Neither the meeting nor the 50th anniversary will reset the relationship per se. Much has happened in the last six years since the leaders of the two countries last met, and the geopolitical dynamics of the region – and the world – have changed too much for a “reset” to occur. Furthermore, an influential segment of Australia’s foreign policy and national security institutions has fundamentally reshaped how China is seen by the political class and the Australian public. That is, China is viewed through the lens of national security threat, and that perception is difficult to undo. While this isn’t a fait accompli and we would not want it to be so, Australian policymakers and the public ought to think about the relationship and take it as a starting point from which each country can move forward.
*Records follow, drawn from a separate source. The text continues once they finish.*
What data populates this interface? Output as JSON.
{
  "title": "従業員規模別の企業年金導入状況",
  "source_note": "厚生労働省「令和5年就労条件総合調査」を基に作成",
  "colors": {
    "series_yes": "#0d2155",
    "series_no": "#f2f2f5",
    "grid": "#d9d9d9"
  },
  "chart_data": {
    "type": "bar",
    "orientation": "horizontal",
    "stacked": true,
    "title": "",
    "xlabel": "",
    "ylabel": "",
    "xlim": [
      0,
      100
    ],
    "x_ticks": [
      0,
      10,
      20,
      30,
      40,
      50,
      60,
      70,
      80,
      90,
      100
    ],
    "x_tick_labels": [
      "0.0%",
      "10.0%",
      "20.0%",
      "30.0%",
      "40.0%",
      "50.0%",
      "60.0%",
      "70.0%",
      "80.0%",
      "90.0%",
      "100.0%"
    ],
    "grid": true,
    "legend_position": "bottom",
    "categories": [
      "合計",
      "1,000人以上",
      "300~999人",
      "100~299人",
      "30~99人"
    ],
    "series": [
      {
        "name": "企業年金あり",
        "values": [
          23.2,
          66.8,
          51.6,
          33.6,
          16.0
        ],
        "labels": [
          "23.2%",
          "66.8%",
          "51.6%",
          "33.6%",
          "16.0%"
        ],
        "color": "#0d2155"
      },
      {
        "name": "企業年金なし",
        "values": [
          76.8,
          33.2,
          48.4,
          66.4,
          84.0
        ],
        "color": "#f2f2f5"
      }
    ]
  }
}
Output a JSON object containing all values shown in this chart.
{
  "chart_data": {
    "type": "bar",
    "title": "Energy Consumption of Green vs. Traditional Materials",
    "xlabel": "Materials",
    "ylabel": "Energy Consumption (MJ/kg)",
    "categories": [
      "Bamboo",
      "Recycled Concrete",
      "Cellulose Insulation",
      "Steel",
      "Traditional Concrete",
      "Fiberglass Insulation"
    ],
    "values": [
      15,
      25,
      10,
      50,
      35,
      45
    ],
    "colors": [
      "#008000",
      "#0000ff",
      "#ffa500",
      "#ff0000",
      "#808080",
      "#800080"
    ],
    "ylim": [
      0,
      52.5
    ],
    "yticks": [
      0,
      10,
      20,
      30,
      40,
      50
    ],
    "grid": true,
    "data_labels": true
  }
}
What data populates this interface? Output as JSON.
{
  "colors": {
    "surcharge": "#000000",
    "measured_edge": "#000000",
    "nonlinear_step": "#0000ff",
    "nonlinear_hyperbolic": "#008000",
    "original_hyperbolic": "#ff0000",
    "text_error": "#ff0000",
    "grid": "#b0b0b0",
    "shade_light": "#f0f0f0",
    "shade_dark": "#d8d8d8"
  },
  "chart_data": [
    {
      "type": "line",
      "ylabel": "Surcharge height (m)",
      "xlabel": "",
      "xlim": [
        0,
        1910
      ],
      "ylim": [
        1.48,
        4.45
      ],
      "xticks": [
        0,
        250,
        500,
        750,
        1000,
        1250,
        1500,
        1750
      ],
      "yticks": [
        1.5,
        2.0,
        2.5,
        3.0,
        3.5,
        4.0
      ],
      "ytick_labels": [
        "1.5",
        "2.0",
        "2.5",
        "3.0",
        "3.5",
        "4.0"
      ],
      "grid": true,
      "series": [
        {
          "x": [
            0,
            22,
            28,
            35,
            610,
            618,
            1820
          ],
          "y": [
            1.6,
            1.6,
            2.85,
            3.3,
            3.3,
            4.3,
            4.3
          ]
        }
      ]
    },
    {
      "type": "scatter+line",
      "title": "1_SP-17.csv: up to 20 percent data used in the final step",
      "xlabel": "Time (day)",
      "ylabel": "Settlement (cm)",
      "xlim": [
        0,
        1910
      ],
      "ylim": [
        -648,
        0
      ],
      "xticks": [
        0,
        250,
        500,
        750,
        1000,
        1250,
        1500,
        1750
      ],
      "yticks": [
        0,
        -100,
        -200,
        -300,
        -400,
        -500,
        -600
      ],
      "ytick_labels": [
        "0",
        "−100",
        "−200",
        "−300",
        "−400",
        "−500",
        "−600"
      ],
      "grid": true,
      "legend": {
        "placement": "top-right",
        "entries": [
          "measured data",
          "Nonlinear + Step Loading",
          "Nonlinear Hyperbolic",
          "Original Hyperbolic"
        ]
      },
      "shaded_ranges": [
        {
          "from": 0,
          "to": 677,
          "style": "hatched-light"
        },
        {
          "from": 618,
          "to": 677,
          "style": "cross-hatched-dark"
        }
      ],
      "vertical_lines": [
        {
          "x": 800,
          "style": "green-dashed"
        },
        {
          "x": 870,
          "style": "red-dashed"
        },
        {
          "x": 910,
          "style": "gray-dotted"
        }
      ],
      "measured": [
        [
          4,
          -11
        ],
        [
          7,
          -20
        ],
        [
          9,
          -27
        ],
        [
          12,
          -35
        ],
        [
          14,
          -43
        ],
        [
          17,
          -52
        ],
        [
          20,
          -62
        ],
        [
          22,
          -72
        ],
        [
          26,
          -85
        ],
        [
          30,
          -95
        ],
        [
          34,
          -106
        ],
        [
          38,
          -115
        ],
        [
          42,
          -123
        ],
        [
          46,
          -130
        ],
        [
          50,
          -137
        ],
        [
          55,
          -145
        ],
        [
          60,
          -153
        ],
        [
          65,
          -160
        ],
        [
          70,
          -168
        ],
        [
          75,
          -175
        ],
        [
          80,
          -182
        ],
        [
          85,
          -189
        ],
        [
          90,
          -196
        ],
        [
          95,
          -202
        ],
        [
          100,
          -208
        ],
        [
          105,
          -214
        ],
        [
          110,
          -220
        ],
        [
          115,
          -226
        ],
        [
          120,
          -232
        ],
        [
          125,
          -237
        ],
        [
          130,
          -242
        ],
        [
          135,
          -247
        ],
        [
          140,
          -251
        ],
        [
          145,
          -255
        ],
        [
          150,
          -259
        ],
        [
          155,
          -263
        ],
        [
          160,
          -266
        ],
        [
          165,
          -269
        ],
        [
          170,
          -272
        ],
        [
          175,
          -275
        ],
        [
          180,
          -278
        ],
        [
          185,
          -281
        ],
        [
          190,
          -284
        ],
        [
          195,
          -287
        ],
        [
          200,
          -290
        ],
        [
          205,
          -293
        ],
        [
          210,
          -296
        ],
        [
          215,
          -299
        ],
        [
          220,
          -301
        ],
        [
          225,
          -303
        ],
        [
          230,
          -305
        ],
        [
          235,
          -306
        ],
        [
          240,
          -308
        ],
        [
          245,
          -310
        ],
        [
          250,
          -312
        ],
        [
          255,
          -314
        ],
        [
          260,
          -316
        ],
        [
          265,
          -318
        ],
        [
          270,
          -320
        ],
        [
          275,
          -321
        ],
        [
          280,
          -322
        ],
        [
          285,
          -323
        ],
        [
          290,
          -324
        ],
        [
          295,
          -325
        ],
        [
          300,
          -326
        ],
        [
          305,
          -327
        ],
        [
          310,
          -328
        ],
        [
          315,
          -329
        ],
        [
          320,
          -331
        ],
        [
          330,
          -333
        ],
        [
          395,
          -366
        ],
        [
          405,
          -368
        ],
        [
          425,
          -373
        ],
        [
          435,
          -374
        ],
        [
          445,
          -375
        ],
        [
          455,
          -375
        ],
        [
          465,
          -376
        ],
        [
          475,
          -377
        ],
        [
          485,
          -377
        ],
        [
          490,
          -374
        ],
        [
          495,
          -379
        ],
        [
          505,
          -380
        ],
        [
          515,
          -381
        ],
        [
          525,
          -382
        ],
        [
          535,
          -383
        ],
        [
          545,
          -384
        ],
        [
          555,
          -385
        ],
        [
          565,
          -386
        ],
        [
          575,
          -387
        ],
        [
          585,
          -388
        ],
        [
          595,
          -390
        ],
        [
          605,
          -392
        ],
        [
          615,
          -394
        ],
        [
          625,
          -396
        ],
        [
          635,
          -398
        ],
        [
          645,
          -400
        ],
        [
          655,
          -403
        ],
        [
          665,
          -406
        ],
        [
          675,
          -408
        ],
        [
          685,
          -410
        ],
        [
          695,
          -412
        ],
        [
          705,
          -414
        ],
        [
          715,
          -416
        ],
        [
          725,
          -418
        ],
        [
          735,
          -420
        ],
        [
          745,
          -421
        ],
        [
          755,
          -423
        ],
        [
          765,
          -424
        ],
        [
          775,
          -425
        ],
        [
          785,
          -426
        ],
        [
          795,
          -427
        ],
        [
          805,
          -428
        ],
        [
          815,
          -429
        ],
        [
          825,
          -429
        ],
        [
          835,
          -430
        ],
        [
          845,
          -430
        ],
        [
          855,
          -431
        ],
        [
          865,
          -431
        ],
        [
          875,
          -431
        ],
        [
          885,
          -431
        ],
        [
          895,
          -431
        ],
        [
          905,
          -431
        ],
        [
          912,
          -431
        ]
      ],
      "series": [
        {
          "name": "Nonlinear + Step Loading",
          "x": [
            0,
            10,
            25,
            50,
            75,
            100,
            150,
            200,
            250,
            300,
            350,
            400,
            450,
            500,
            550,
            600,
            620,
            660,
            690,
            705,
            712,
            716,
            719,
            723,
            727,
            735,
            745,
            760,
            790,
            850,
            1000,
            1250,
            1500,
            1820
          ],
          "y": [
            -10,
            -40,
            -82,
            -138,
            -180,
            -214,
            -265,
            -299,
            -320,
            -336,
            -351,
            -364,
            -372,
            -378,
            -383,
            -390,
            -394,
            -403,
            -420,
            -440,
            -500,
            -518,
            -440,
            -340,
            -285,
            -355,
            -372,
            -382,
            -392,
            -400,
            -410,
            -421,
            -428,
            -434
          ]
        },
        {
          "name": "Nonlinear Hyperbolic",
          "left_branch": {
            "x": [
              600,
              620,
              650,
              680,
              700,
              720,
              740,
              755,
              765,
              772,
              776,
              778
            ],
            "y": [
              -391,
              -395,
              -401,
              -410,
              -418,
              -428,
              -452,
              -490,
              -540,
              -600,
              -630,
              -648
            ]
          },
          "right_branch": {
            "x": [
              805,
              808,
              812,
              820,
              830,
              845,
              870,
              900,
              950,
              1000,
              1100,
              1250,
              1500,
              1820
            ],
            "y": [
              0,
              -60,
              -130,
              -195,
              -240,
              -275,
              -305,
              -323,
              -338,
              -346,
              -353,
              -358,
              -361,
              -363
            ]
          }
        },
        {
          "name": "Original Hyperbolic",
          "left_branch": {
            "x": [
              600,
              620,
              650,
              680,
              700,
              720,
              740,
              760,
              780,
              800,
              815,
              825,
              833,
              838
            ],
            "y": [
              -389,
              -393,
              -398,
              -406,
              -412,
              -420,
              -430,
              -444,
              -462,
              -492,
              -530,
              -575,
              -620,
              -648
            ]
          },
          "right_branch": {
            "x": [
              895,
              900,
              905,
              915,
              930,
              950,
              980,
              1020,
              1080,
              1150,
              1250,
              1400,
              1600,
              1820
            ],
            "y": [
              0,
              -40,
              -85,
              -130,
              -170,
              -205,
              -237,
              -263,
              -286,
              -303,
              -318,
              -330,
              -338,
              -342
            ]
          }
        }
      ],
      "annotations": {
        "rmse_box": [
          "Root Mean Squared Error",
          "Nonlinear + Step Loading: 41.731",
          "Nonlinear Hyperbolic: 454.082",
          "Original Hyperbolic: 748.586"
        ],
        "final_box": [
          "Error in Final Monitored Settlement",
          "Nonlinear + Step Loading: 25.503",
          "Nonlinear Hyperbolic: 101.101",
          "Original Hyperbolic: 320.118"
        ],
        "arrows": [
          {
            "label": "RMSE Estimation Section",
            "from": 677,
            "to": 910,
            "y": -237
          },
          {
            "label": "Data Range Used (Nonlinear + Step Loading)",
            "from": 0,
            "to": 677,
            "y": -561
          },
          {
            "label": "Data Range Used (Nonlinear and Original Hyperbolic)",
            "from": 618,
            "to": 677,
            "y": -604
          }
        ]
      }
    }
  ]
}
Essentially, we must all acknowledge that Australia and China have different systems of government which, in many ways, shape how each sees the world.
Having different systems of government does not preclude either side from working together, but it does lead to clear differences in how some matters are perceived and what the resolutions ought to be, as in the case of the Uyghurs and Xinjiang.
For China, the closeness of Australia’s alliance with the US is viewed with suspicion. The Chinese party-state and its related institutions see Australia through the lens of the US. This is a fundamental challenge for Australia.
Australia’s foreign minister, Penny Wong, has tried to emphasise that Australia’s foreign policy is articulated and prosecuted along the lines of shared interests rather than values, distinct and separate from the US, as reflected in its recent national security strategy. If China continues to see Australia as being the same as the US, such a misunderstanding will only hamper any future progress.
Beyond trade blockages, future progress in Australia-China relations will only be made when each side can identify shared interests. The challenge is whether there are enough shared interests that are immediately tangible to push beyond the mantra of “complementary economies”.